そうしたなか、2025年10月31日と2026年2月27日の日経平均の終値を結んだトレンドラインを延長すると、デッドクロスが発生したあとの7月14日の下落局面で、この延長したトレンドラインがサポートになって株価が下げ止まっているのです(図表)。こうした状況から、このトレンドラインのサポートが今後も続くかどうかが注目ポイントになりそうです。
※移動平均線の期間は5日(青線)、25日(赤線)、75日(グレー線)で設定
※出来高はプライム市場
※モメンタムの期間は10日(青線)で設定し、モメンタムの3日移動平均線(赤線)も表示
仮に上向きのトレンドライン上を維持できれば、株価の水準が徐々に切り上がる可能性があり、再び7万円台を回復し、高値に接近したり、上回ったりすることも視野に入ります。

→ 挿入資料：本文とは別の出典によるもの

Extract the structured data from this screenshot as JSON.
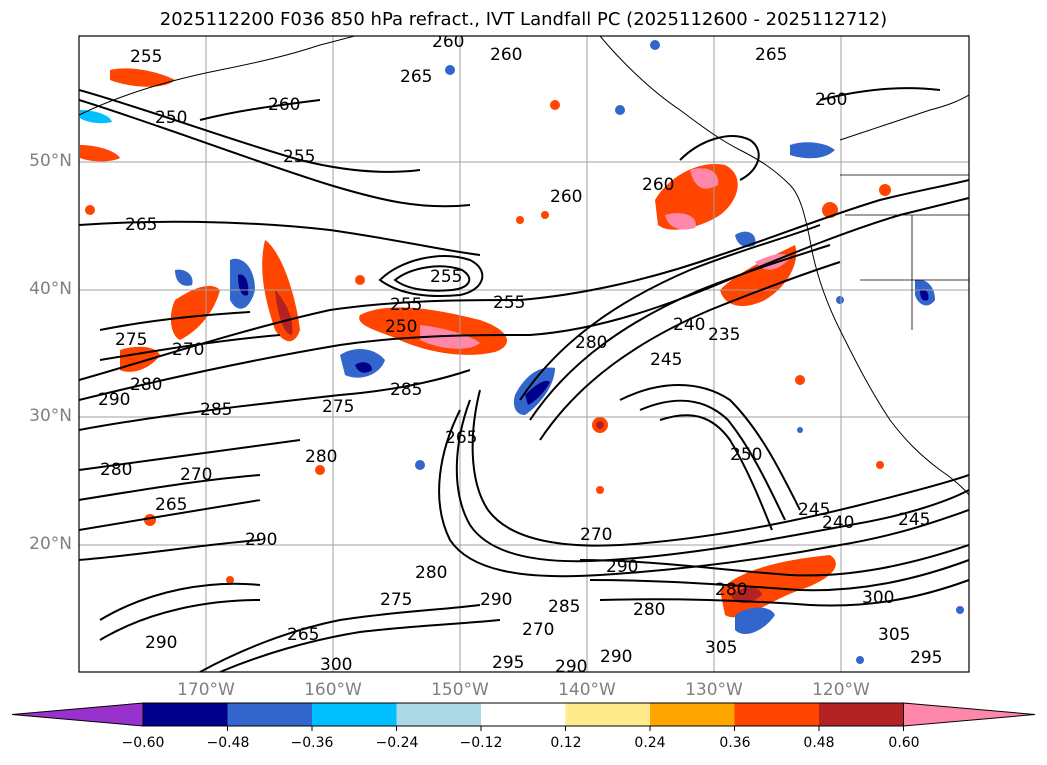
{
  "title": "2025112200 F036 850 hPa refract., IVT Landfall PC (2025112600 - 2025112712)",
  "lat_labels": [
    "50°N",
    "40°N",
    "30°N",
    "20°N"
  ],
  "lon_labels": [
    "170°W",
    "160°W",
    "150°W",
    "140°W",
    "130°W",
    "120°W"
  ],
  "colorbar": {
    "ticks": [
      "−0.60",
      "−0.48",
      "−0.36",
      "−0.24",
      "−0.12",
      "0.12",
      "0.24",
      "0.36",
      "0.48",
      "0.60"
    ],
    "colors": [
      "#9932cc",
      "#00008b",
      "#3366cc",
      "#00bfff",
      "#add8e6",
      "#ffffff",
      "#ffeb8c",
      "#ffa500",
      "#ff4500",
      "#b22222",
      "#ff88aa"
    ]
  },
  "contour_labels": [
    "255",
    "260",
    "260",
    "265",
    "260",
    "250",
    "255",
    "260",
    "260",
    "265",
    "260",
    "265",
    "255",
    "255",
    "250",
    "255",
    "280",
    "245",
    "235",
    "240",
    "275",
    "270",
    "280",
    "290",
    "285",
    "275",
    "280",
    "285",
    "265",
    "270",
    "265",
    "280",
    "250",
    "245",
    "240",
    "245",
    "290",
    "280",
    "270",
    "290",
    "285",
    "280",
    "290",
    "300",
    "305",
    "300",
    "295",
    "290",
    "290",
    "295",
    "270",
    "280",
    "275",
    "290",
    "265",
    "305"
  ]
}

その一方で、このトレンドライン上を維持できずに割り込み、割り込んだあとに戻せなくなるようだと、上昇中の75日移動平均線付近まで下落することが考えられるため、トレンドライン上を維持できるかどうかが2026年後半の値動きを探る上でも重要なカギを握っていると言えそうです。
モメンタムは低水準が継続中
上昇・下落の勢いを示すモメンタムを見るとモメンタムと、その移動平均線であるシグナルの両方が、上昇・下落の勢いの判断の分かれ目となる0ラインを下回ったまま低水準で推移しているのが分かります。このようにモメンタムを確認すると、株価の水準が徐々に切り下がるなかで下落の勢いが強いままとなっており、上値が重い状態と考えられます。
そのため、2本線が上向きに転じて、水準を切り上げることができるかが今後の注目ポイントです。仮に2本線が水準を切り上げ、0ラインを上回った状態を維持するようですと、トレンドライン上を維持して7万円台を回復することが期待されます。
その一方で、2本線が上昇しても0ラインを上回れなかったり、低下が続いたりするようですと、下落の勢いが強まってトレンドライン上を維持することができなくなり、75日移動平均線付近まで下落が視野に入ってきますので、引き続きモメンタムの水準に加え、トレンドラインと株価の位置に注意し、売買判断に役立てたいところです。